Click Here to download.

We manually edited a Landsat 8 dataset for cloud detection and removal, which contains the cloudy images, corresponding cloudless historical images, and cloud and shadow masks. We named it as WHU cloud dataset. The whole dataset includes six different regions, covering different land types such as forests, cities, oceans, lakes, and mountains. Only red, green and blue bands, which correspond to the bands 4, 3, 2 of Landsat 8 images, are chosen. The spatial resolution is 30m. We selected images at the same region that were not affected by the clouds before about 1-6 months as multi-temporal data. The clouds in cloudy images account for about 5%.

Table I. Summary of the study sites used in the experiment
Data Path/row Location Covers Acquired Time Temporal data Time
I 118/032 Liaoning Province & North Korea forests, residential areas and sea 2018/06/24 2018/05/23
II 119/038 Jiangsu Province flat coastal area and large residential areas 2018/05/14 2018/02/23
III 123/039 Hubei Province Mountains, plains and lakes 2018/04/08 2017/10/30
IV 124/033 Hebei Province mountains and cities 2018/04/15 2017/12/23
V 126/035 Shanxi province Mountainous 2018/05/13 2018/03/12
VI 127/034 Shaanxi province Mountainous 2018/06/23 2018/01/14

The image of path/row 118/032 is located at the junction of Liaoning Province, China and North Korea, covering with forests, residential areas and sea. The image obtained at May 23, 2018 is utilized as the historical reference data and the cloud and shadows in the image of June 24, 2018 is to be detected and repaired. The size of the whole image is 7511 x 7791.

The second image, path/row 119/38, is located at the eastern flat coastal area of Jiangsu Province, China with large residential area. The image obtained at February 23, 2018 is utilized as the historical reference data and the cloud and shadows in the image of May 14, 2018 is to be detected and repaired. The size of the whole image is 7691 x 7921.

The image of path/row 123/39 is located at Hubei Province, where consists mountains and plains with lakes. The image obtained at October 30, 2017 is utilized as the historical reference data and the cloud and shadows in the image of April 8, 2018 is to be detected and repaired. The size of the whole image is 7501 x 7681.

The fourth area is in Hebei Province, northern China (path/row 124/33). Half of this region is a plain area with cities and the other half mountains. The image obtained on December 23, 2017 is utilized as the historical reference data and the cloud and shadows in the image of April 15, 2018 is to be detected and repaired. The size of the whole image is 7791 x 7971.

The images (path/row 126/35 and path/row 127/ 34) both are mountainous and located in Shanxi and Shaanxi provinces, China. In Shanxi, the image obtained at March 12, 2018 is utilized as the historical reference data and the cloud and shadows in the image of May 13, 2018 is to be detected and repaired. The size of the whole image is 7691 x 7841. In Shaanxi, the image obtained at January 14, 2018 is utilized as the historical reference data and the cloud and shadows in the image of June 23, 2018 is to be detected and repaired. The size of the whole image is 7701 x 7911.

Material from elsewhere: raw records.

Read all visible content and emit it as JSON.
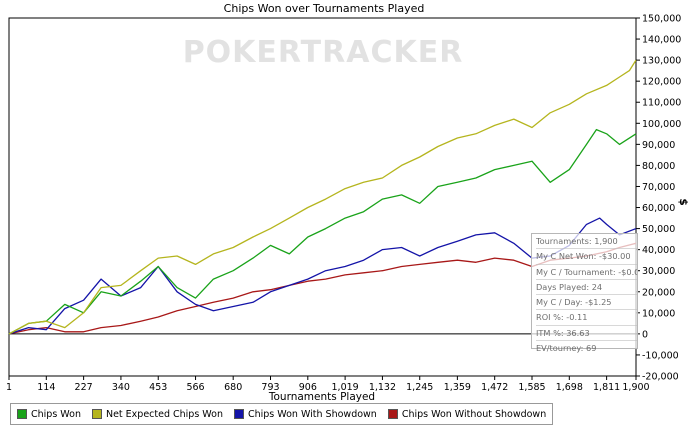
{
  "chart_data": {
    "type": "line",
    "title": "Chips Won over Tournaments Played",
    "xlabel": "Tournaments Played",
    "ylabel": "$",
    "xlim": [
      1,
      1900
    ],
    "ylim": [
      -20000,
      150000
    ],
    "x_ticks": [
      "1",
      "114",
      "227",
      "340",
      "453",
      "566",
      "680",
      "793",
      "906",
      "1,019",
      "1,132",
      "1,245",
      "1,359",
      "1,472",
      "1,585",
      "1,698",
      "1,811",
      "1,900"
    ],
    "x_tick_values": [
      1,
      114,
      227,
      340,
      453,
      566,
      680,
      793,
      906,
      1019,
      1132,
      1245,
      1359,
      1472,
      1585,
      1698,
      1811,
      1900
    ],
    "y_ticks": [
      "-20,000",
      "-10,000",
      "0",
      "10,000",
      "20,000",
      "30,000",
      "40,000",
      "50,000",
      "60,000",
      "70,000",
      "80,000",
      "90,000",
      "100,000",
      "110,000",
      "120,000",
      "130,000",
      "140,000",
      "150,000"
    ],
    "y_tick_values": [
      -20000,
      -10000,
      0,
      10000,
      20000,
      30000,
      40000,
      50000,
      60000,
      70000,
      80000,
      90000,
      100000,
      110000,
      120000,
      130000,
      140000,
      150000
    ],
    "grid": false,
    "legend_position": "bottom",
    "series": [
      {
        "name": "Chips Won",
        "color": "#1aa31a",
        "x": [
          1,
          60,
          114,
          170,
          227,
          280,
          340,
          400,
          453,
          510,
          566,
          620,
          680,
          740,
          793,
          850,
          906,
          960,
          1019,
          1075,
          1132,
          1190,
          1245,
          1300,
          1359,
          1415,
          1472,
          1530,
          1585,
          1640,
          1698,
          1750,
          1780,
          1811,
          1850,
          1900
        ],
        "y": [
          0,
          5000,
          6000,
          14000,
          10000,
          20000,
          18000,
          25000,
          32000,
          22000,
          17000,
          26000,
          30000,
          36000,
          42000,
          38000,
          46000,
          50000,
          55000,
          58000,
          64000,
          66000,
          62000,
          70000,
          72000,
          74000,
          78000,
          80000,
          82000,
          72000,
          78000,
          90000,
          97000,
          95000,
          90000,
          95000
        ]
      },
      {
        "name": "Net Expected Chips Won",
        "color": "#b5b51e",
        "x": [
          1,
          60,
          114,
          170,
          227,
          280,
          340,
          400,
          453,
          510,
          566,
          620,
          680,
          740,
          793,
          850,
          906,
          960,
          1019,
          1075,
          1132,
          1190,
          1245,
          1300,
          1359,
          1415,
          1472,
          1530,
          1585,
          1640,
          1698,
          1750,
          1811,
          1850,
          1880,
          1900
        ],
        "y": [
          0,
          5000,
          6000,
          3000,
          10000,
          22000,
          23000,
          30000,
          36000,
          37000,
          33000,
          38000,
          41000,
          46000,
          50000,
          55000,
          60000,
          64000,
          69000,
          72000,
          74000,
          80000,
          84000,
          89000,
          93000,
          95000,
          99000,
          102000,
          98000,
          105000,
          109000,
          114000,
          118000,
          122000,
          125000,
          130000
        ]
      },
      {
        "name": "Chips Won With Showdown",
        "color": "#1414a8",
        "x": [
          1,
          60,
          114,
          170,
          227,
          280,
          340,
          400,
          453,
          510,
          566,
          620,
          680,
          740,
          793,
          850,
          906,
          960,
          1019,
          1075,
          1132,
          1190,
          1245,
          1300,
          1359,
          1415,
          1472,
          1530,
          1585,
          1640,
          1698,
          1750,
          1790,
          1811,
          1850,
          1900
        ],
        "y": [
          0,
          3000,
          2000,
          12000,
          16000,
          26000,
          18000,
          22000,
          32000,
          20000,
          14000,
          11000,
          13000,
          15000,
          20000,
          23000,
          26000,
          30000,
          32000,
          35000,
          40000,
          41000,
          37000,
          41000,
          44000,
          47000,
          48000,
          43000,
          36000,
          37000,
          42000,
          52000,
          55000,
          52000,
          47000,
          50000
        ]
      },
      {
        "name": "Chips Won Without Showdown",
        "color": "#a81818",
        "x": [
          1,
          60,
          114,
          170,
          227,
          280,
          340,
          400,
          453,
          510,
          566,
          620,
          680,
          740,
          793,
          850,
          906,
          960,
          1019,
          1075,
          1132,
          1190,
          1245,
          1300,
          1359,
          1415,
          1472,
          1530,
          1585,
          1640,
          1698,
          1750,
          1811,
          1850,
          1900
        ],
        "y": [
          0,
          2000,
          3000,
          1000,
          1000,
          3000,
          4000,
          6000,
          8000,
          11000,
          13000,
          15000,
          17000,
          20000,
          21000,
          23000,
          25000,
          26000,
          28000,
          29000,
          30000,
          32000,
          33000,
          34000,
          35000,
          34000,
          36000,
          35000,
          32000,
          35000,
          36000,
          37000,
          39000,
          41000,
          43000
        ]
      }
    ]
  },
  "watermark": "POKERTRACKER",
  "stats": [
    "Tournaments: 1,900",
    "My C Net Won: -$30.00",
    "My C / Tournament: -$0.02",
    "Days Played: 24",
    "My C / Day: -$1.25",
    "ROI %: -0.11",
    "ITM %: 36.63",
    "EV/tourney: 69"
  ]
}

Considering the computational limitation, we cropped the images into 512 x 512 patches seamlessly. For cloud detection, 680 patches are for training, 50 patches for validation and 129 for testing. For cloud removal, the ground truth can be simulated on the current image pairs (with available masks). For example, 60% patches in each image is selected for training, 20% for validation and 20% for testing.

The paper named “Simultaneous cloud detection and removal from bi-temporal remote sensing images using cascade convolutional neural networks” are now undergoing review at the IEEE Transactions on Geoscience and Remote Sensing.